10 Cognitive Distortions
Which of these do you do? Check the areas below that you might like to discuss with your coach.
All or Nothing Thinking: Seeing things as black-or-white, right-or-wrong wiith nothing inbetween. Essentially, if I’m not perfect then I’m a failure.
I didn’t finish writing that paper so it was a complete waste of time.
There’s no point in playing if I’m not 100% in shape. They didn’t show, they’re completely unreliable!
Overgeneralization: Using words like always, never in relation to a single event or experience.
I’ll never get that promotion She always does that…
Minimising or Magnifying
Seeing things as dramatically more or less important than they actually are. Often creating a “catastrophe” that follows.
Because my boss publicly thanked her she’ll get that promotion, not me (even though I had a great performance review and just won an industry award).
I forgot that email! That means my boss won’t trust me again, I won’t get that raise and my wife will leave me.
“Shoulds”: Using “should”, “need to”, “must”, “ought to” to motivate oneself, then feeling guilty when you don’t follow through (or anger and resentment when someone else doesn’t follow through).
I should have got the painting done this weekend.
They ought to have been more considerate of my feelings, they should know that would upset me.
Labelling: Attaching a negative label to yourself or others following a single event.
I didn’t stand up to my co-worker, I’m such a wimp!

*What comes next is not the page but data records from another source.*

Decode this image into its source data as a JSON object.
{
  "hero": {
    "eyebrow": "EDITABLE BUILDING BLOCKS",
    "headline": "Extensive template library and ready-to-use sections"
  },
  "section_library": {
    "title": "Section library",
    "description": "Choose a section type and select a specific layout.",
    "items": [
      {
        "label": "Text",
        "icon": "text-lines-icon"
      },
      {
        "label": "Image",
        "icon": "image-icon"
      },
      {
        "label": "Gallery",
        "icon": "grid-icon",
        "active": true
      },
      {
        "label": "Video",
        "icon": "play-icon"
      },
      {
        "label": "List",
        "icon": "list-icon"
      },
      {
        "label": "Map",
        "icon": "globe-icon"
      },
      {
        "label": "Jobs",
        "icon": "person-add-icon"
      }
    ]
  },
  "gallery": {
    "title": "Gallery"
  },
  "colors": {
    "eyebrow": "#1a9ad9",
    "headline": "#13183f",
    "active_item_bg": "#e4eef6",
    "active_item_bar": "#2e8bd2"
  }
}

What an idiot, he couldn't even see that coming!
1) Mind-Reading: Making negative assumptions about how people see you without evidence or factual support.
Your friend is preoccupied and you don’t bother to find out why. You’re thinking:
She thinks I’m exaggerating again or He still hasn’t forgiven me for telling Fred about his illness.
2) Fortune Telling: Making negative predictions about the future without evidence or factual support
I won’t be able to sell my house and I’ll be stuck here (even though housing market is good).
No-one will understand.
I won’t be invited back again (even though they are supportive friends).
Discounting the Positive: Not acknowledging the positive. Saying anyone could have done it or insisting that your positive actions, qualities or achievements don’t count…
That doesn’t count, anyone could have done it.
I’ve only cut back from smoking 40 cigarettes a day to 10. It doesn’t count because I’ve not fully given up yet.
If only I was younger, I would have got the job
If only I hadn’t said that, they wouldn’t have…
If only she hadn’t yelled at me, I wouldn’t have been angry and wouldn’t have had that car accident.
Emotional Reasoning: I feel, therefore I am. Assuming that a feeling is true – without digging deeper to see if this is accurate.
I feel such an idiot (it must be true). I feel guilty (I must have done something wrong).
I feel really bad for yelling at my partner, I must be really selfish and inconsiderate.
Mental Filter: Allowing (dwelling on) one negative detail or fact to spoil our enjoyment, happiness, hope etc
You have a great evening and dinner at a restaurant with friends, but your chicken was undercooked and thatspoiled the whole evening.